Abstract: We introduce locally stationary time series through the  local approximation of the non-stationary covariance structure by a  stationary one. This allows us to define autoregression coefficients in a  non-stationary context, which, in the particular case of a locally stationary  Time Varying Autoregressive (TVAR) process, coincide with the generating coefficients. We provide and study an estimator of the time varying autoregression coefficients in a general setting. The proposed estimator of  these coefficients enjoys an optimal minimax convergence rate under limited  smoothness conditions. In a second step, using a bias reduction technique, we  derive a minimax-rate estimator for arbitrarily smooth time-evolving  coefficients, which outperforms the previous one for large data sets. In  turn, for TVAR processes, the predictor derived from the estimator  exhibits an optimal minimax prediction rate.


June 22, 2017

The seminar takes place from 2PM to 4PM in Amphi Saphir, and consists of the two following talks:

Talk 1: Pascal Bianchi (Télécom ParisTech): Distributed optimization on graphs using operator splitting methods

You can download the slides of this talk.

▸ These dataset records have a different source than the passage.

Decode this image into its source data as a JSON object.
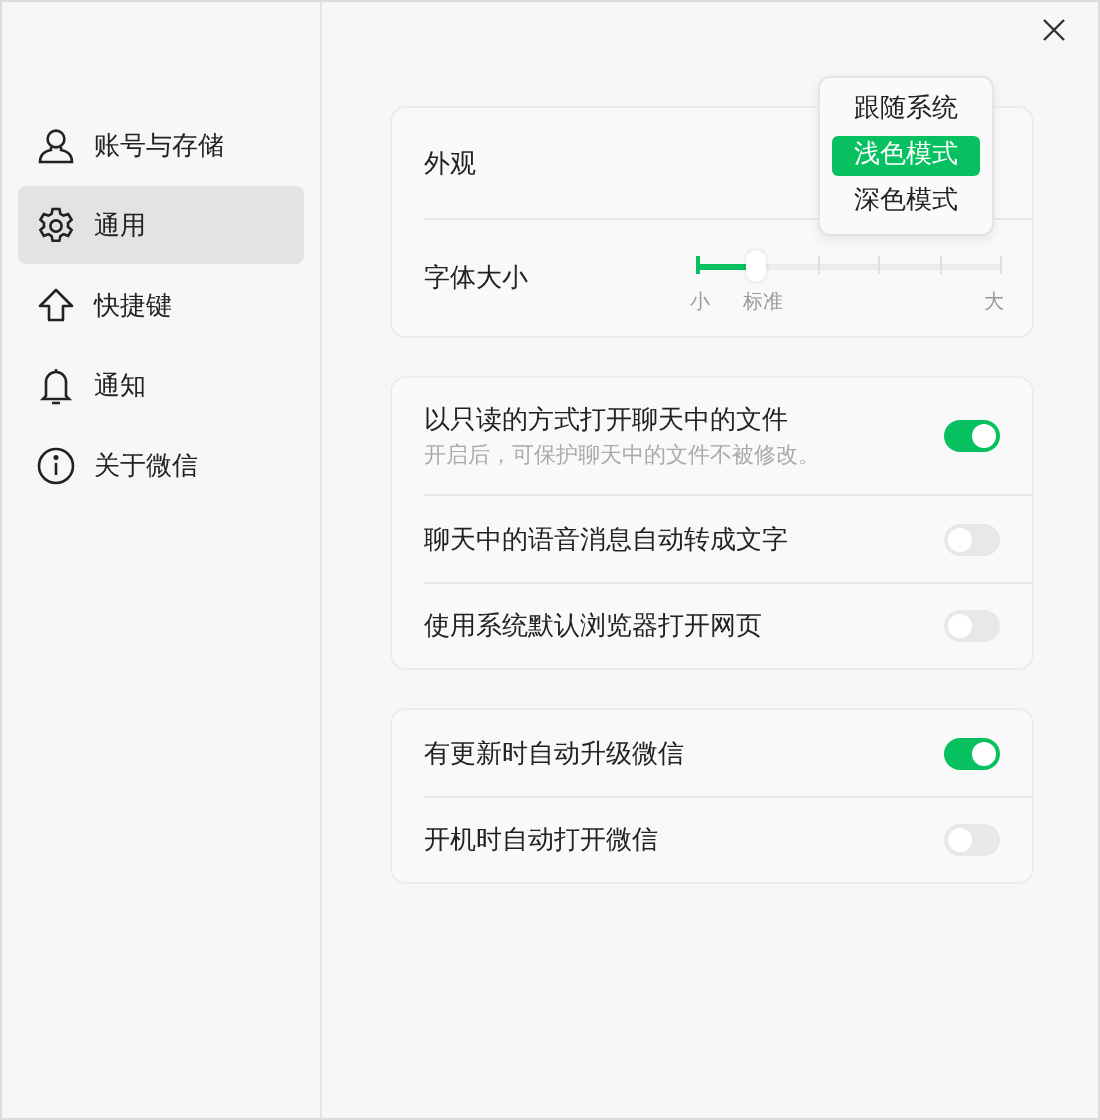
{
  "sidebar": {
    "items": [
      {
        "label": "账号与存储",
        "selected": false
      },
      {
        "label": "通用",
        "selected": true
      },
      {
        "label": "快捷键",
        "selected": false
      },
      {
        "label": "通知",
        "selected": false
      },
      {
        "label": "关于微信",
        "selected": false
      }
    ]
  },
  "appearance": {
    "label": "外观",
    "menu": [
      {
        "label": "跟随系统",
        "selected": false
      },
      {
        "label": "浅色模式",
        "selected": true
      },
      {
        "label": "深色模式",
        "selected": false
      }
    ]
  },
  "font_size": {
    "label": "字体大小",
    "level": 0.2,
    "min_label": "小",
    "current_label": "标准",
    "max_label": "大"
  },
  "cards": [
    {
      "rows": [
        {
          "label": "以只读的方式打开聊天中的文件",
          "hint": "开启后，可保护聊天中的文件不被修改。",
          "on": true
        },
        {
          "label": "聊天中的语音消息自动转成文字",
          "on": false
        },
        {
          "label": "使用系统默认浏览器打开网页",
          "on": false
        }
      ]
    },
    {
      "rows": [
        {
          "label": "有更新时自动升级微信",
          "on": true
        },
        {
          "label": "开机时自动打开微信",
          "on": false
        }
      ]
    }
  ]
}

Abstract: Consider a network of N agents (computing units) having private objective functions and seeking to find a minimum of the aggregate objective. The aim is to design iterative algorithms where, at a each iteration, an agent updates a local estimate of the minimizer based on the sole knowledge of its private function and the information received from its neighbors. In this talk, i will first provide an overview of standard distributed optimization methods. Then, i will explain how recent and generic results in stochastic optimization can be used in order to design asynchronous and adaptive distributed optimization algorithms.

Talk 2: Maximilien Danisch (UPMC): Towards real-world graph algorithmics

You can download the slides of this talk.

Abstract: Real-world graphs (a.k.a. complex networks) are ubiquitous: the web, Facebook, brain networks, protein interaction networks, etc. Studying these graphs and solving computational problems on them (say maximum clique, partitioning or dense subgraph) has applications in many fields. I will first show that the structure of some real-world graphs is special. In particular, they are not adversarial and some difficult problems (say NP-hard problems) can be solved on some huge real-world graphs (say 2G edges or more). I will then present two works along the lines of “understanding and leveraging the structure of real-world graphs in order to build better algorithms”: (i) Enumerating all k-cliques and (ii) Computing the density-friendly graph decomposition. The latter one has been published in WWW2017.